BOEM’s streamlining rule codified the deferred financial assurance option. The rule authorizes the transfer of decommissioning risks from developers to taxpayers and consumers by (1) not requiring any additional supplemental financial assurance at the Construction and Operations Plan (COP) approval stage, (2) not requiring supplemental assurance at the installation stage, and (3) providing for incremental supplemental assurance post-installation (e.g. for Vineyard Wind, the full amount is not due until 15 years after installation). See the rule’s previous and current language in the table below (emphasis added).
30 CFR 585.516 – What are the financial assurance requirements for each stage of my commercial lease?
financial assurance required before BOEM will:
language prior to 4/24/2024 “modernization” rule
current language
Approve your COP
A supplemental bond or other financial assurance, in an amount determined by BOEM based on the complexity, number, and location of all facilities involved in your planned activities and commercial operation. The supplemental financial assurance requirement is in addition to your lease-specific bond and, if applicable, the previous supplement associated with SAP approval.

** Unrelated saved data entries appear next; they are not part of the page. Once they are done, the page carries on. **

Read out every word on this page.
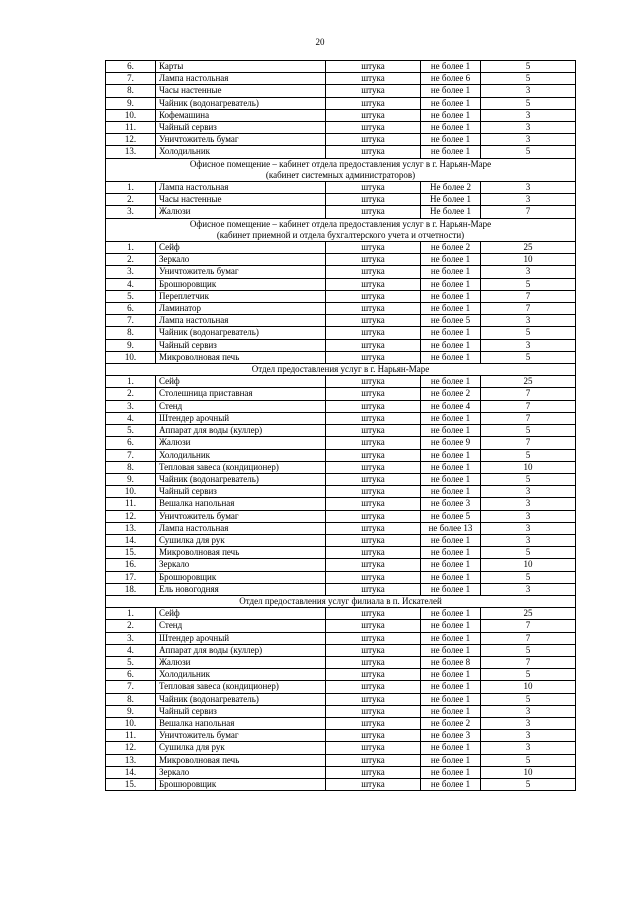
20
6.	Карты	штука	не более 1	5
7.	Лампа настольная	штука	не более 6	5
8.	Часы настенные	штука	не более 1	3
9.	Чайник (водонагреватель)	штука	не более 1	5
10.	Кофемашина	штука	не более 1	3
11.	Чайный сервиз	штука	не более 1	3
12.	Уничтожитель бумаг	штука	не более 1	3
13.	Холодильник	штука	не более 1	5

Офисное помещение – кабинет отдела предоставления услуг в г. Нарьян-Маре
(кабинет системных администраторов)				

1.	Лампа настольная	штука	Не более 2	3
2.	Часы настенные	штука	Не более 1	3
3.	Жалюзи	штука	Не более 1	7

Офисное помещение – кабинет отдела предоставления услуг в г. Нарьян-Маре
(кабинет приемной и отдела бухгалтерского учета и отчетности)				

1.	Сейф	штука	не более 2	25
2.	Зеркало	штука	не более 1	10
3.	Уничтожитель бумаг	штука	не более 1	3
4.	Брошюровщик	штука	не более 1	5
5.	Переплетчик	штука	не более 1	7
6.	Ламинатор	штука	не более 1	7
7.	Лампа настольная	штука	не более 5	3
8.	Чайник (водонагреватель)	штука	не более 1	5
9.	Чайный сервиз	штука	не более 1	3
10.	Микроволновая печь	штука	не более 1	5

Отдел предоставления услуг в г. Нарьян-Маре				

1.	Сейф	штука	не более 1	25
2.	Столешница приставная	штука	не более 2	7
3.	Стенд	штука	не более 4	7
4.	Штендер арочный	штука	не более 1	7
5.	Аппарат для воды (куллер)	штука	не более 1	5
6.	Жалюзи	штука	не более 9	7
7.	Холодильник	штука	не более 1	5
8.	Тепловая завеса (кондиционер)	штука	не более 1	10
9.	Чайник (водонагреватель)	штука	не более 1	5
10.	Чайный сервиз	штука	не более 1	3
11.	Вешалка напольная	штука	не более 3	3
12.	Уничтожитель бумаг	штука	не более 5	3
13.	Лампа настольная	штука	не более 13	3
14.	Сушилка для рук	штука	не более 1	3
15.	Микроволновая печь	штука	не более 1	5
16.	Зеркало	штука	не более 1	10
17.	Брошюровщик	штука	не более 1	5
18.	Ель новогодняя	штука	не более 1	3

Отдел предоставления услуг филиала в п. Искателей				

1.	Сейф	штука	не более 1	25
2.	Стенд	штука	не более 1	7
3.	Штендер арочный	штука	не более 1	7
4.	Аппарат для воды (куллер)	штука	не более 1	5
5.	Жалюзи	штука	не более 8	7
6.	Холодильник	штука	не более 1	5
7.	Тепловая завеса (кондиционер)	штука	не более 1	10
8.	Чайник (водонагреватель)	штука	не более 1	5
9.	Чайный сервиз	штука	не более 1	3
10.	Вешалка напольная	штука	не более 2	3
11.	Уничтожитель бумаг	штука	не более 3	3
12.	Сушилка для рук	штука	не более 1	3
13.	Микроволновая печь	штука	не более 1	5
14.	Зеркало	штука	не более 1	10
15.	Брошюровщик	штука	не более 1	5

There is no supplemental bond requirement at the COP approval stage.
Allow you to install facilities approved in your COP
A decommissioning bond or other financial assurance, in an amount determined by BOEM based on anticipated decommissioning costs. BOEM will allow you to provide your financial assurance for decommissioning in accordance with the number of facilities installed or being installed. BOEM must approve the schedule for providing the appropriate financial assurance coverage.
A supplemental bond or other authorized financial assurance in an amount determined by BOEM based on anticipated decommissioning costs of the proposed facilities. If you propose to incrementally fund your financial assurance instrument, BOEM must approve the schedule for providing the appropriate financial assurance.
The current financial assurance language is fuzzy enough that BOEM could deny deferred funding requests and require full financial assurance at the time facilities are installed. However, revising the language to clearly require that assurance be fully demonstrated prior to installation would provide clarity and eliminate the deferral option going forward.
The more difficult challenge may be adjusting financial assurance requirements for the projects already under construction. It’s also important to ensure that parent corporations are not shielded from decommissioning and other liability risks.